As has been said many times, it is of great importance to study the patients. So, if we have a concomitant gummy smile, the risk of injections will be very low. Otherwise, if we do not want definitely a lip lowering, we will remain totally in the “elevator of the lip and nasal wing” .
So if we have a concomitant gummy smile, we want a greater spread of the toxin and I dilute with the normal dilution (1.25 ml for Vistabel/Bocouture and 0.63 for Azzalure) or even more.
If, instead, I want to avoid any spreading in nearby muscles I will dilute the material with a lesser quantity of physiological water (1 ml for Vistabel/Bocouture and 0.5 for Azzalure).
There is no real rule about the number of Units to use, but if we want to remain prudent I suggest the readers not inject more than 4 U Vistabel/Botox/Bocouture/Xeomin or 5 U Azzalure/Dysport.

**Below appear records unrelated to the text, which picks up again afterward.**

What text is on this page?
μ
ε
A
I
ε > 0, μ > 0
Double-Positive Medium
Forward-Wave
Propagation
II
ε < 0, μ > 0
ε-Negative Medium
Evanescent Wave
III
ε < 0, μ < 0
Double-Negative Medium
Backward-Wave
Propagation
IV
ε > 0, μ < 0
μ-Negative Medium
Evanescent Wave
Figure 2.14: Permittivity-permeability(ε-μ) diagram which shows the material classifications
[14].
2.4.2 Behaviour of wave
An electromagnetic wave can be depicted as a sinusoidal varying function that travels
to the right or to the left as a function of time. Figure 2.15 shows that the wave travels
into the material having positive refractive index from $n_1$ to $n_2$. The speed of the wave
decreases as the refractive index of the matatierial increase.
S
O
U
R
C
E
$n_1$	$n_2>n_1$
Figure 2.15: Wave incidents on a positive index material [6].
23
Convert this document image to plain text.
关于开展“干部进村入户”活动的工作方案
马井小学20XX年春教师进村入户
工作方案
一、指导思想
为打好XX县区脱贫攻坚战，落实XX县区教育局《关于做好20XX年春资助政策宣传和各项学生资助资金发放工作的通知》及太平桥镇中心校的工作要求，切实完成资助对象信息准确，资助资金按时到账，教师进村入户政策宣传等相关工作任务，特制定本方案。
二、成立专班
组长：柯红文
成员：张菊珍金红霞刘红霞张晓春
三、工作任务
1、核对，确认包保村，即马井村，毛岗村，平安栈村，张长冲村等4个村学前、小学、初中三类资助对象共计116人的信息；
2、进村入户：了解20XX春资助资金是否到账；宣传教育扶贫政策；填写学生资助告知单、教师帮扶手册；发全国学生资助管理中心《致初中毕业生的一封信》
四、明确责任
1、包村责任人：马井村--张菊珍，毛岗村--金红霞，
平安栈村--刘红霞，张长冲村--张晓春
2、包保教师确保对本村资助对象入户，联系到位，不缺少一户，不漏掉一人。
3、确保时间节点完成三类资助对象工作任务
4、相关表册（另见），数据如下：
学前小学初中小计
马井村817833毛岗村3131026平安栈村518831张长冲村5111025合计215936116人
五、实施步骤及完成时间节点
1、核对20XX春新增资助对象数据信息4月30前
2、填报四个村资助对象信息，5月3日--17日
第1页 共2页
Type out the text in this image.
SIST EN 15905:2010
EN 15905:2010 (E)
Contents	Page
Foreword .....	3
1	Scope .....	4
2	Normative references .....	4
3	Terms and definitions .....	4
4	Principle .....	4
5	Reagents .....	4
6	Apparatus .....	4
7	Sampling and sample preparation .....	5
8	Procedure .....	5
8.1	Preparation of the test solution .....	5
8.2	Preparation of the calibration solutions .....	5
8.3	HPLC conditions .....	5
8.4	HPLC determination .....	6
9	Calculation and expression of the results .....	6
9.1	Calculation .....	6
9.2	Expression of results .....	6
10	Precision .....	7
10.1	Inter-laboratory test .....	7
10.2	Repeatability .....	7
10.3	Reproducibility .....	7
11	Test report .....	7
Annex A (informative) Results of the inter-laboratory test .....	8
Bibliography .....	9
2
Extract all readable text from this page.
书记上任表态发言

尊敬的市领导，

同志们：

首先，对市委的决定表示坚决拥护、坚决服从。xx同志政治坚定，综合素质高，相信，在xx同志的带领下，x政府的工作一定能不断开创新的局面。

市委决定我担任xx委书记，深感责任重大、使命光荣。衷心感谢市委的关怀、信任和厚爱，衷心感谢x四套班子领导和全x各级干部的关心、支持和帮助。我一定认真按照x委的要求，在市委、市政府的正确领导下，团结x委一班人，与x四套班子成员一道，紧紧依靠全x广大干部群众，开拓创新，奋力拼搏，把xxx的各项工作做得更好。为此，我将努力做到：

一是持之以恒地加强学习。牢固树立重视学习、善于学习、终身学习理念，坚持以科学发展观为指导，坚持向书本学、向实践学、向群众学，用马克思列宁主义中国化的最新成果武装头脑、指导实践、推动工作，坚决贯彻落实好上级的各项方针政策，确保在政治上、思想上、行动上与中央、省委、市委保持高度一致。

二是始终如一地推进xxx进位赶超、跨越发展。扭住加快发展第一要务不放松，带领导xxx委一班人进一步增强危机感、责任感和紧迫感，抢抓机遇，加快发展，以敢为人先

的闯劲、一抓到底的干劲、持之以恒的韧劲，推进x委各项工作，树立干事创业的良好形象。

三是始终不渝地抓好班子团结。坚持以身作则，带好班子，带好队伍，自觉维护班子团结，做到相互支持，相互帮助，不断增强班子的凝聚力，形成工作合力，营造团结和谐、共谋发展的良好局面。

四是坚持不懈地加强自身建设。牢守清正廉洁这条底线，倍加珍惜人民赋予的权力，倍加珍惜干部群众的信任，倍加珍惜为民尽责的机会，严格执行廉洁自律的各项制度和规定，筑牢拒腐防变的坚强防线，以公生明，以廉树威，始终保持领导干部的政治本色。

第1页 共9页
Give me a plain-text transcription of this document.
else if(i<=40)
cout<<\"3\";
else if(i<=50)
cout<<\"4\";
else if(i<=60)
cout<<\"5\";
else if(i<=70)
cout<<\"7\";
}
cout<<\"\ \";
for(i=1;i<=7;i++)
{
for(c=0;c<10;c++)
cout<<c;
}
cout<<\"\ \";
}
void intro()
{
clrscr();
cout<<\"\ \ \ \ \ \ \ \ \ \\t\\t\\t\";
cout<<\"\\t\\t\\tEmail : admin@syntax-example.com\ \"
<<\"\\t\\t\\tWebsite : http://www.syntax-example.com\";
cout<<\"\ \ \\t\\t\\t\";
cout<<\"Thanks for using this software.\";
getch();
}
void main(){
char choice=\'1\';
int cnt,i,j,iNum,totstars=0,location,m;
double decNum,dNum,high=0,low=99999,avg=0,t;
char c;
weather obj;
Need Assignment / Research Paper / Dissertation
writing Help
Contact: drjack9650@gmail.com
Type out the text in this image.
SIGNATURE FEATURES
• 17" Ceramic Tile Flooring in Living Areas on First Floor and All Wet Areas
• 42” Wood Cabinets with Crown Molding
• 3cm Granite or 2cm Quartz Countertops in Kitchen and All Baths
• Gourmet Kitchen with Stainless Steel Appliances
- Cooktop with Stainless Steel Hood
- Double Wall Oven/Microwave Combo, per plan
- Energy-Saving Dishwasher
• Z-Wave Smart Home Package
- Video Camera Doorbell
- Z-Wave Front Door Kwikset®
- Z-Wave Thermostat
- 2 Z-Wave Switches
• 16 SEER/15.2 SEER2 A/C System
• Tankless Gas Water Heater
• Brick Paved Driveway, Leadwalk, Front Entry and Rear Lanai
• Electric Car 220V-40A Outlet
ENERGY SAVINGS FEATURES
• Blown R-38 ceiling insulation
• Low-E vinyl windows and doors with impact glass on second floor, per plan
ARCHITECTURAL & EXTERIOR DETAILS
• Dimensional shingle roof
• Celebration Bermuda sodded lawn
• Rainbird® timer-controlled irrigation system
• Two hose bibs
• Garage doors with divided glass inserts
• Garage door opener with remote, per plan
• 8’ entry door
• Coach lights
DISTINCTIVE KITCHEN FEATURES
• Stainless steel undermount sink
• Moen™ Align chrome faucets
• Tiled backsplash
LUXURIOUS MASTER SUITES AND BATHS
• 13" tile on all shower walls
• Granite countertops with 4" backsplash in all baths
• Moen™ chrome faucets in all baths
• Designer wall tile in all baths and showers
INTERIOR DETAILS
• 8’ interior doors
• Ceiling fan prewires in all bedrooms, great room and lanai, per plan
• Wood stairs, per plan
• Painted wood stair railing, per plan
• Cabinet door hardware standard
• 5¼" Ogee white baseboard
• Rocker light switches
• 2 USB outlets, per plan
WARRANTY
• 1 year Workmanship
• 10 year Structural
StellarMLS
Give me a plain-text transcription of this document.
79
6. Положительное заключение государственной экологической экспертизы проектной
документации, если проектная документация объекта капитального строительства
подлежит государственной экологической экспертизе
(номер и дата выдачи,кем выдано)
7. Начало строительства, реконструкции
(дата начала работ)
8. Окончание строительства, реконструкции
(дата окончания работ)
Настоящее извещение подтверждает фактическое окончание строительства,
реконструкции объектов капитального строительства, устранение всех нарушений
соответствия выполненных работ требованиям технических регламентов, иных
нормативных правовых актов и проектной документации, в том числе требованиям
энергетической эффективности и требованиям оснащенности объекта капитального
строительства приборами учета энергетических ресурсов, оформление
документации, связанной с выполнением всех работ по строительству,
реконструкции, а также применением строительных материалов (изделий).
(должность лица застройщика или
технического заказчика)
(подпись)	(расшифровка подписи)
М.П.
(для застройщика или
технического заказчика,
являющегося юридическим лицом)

In the case of a 63-year-old patient who comes to me for the treatment of BTxA for facial wrinkles, in the study prior to treatment it is possible to clearly see the depression of the nasal tip by muscular genesis.
She has a good indication for the treatment of nasal depression muscles.
The patient was treated only in the columellar injection point with 2 U Vistabex per side. I used a 0.5 ml syringe and the dilution used was with 1.25 ml.
I probably made a mistake not to treat also the levator labii alaeque nasi, since the movement was very important and especially after 15 days it was more visible, compared with the image of the movement before the procedure.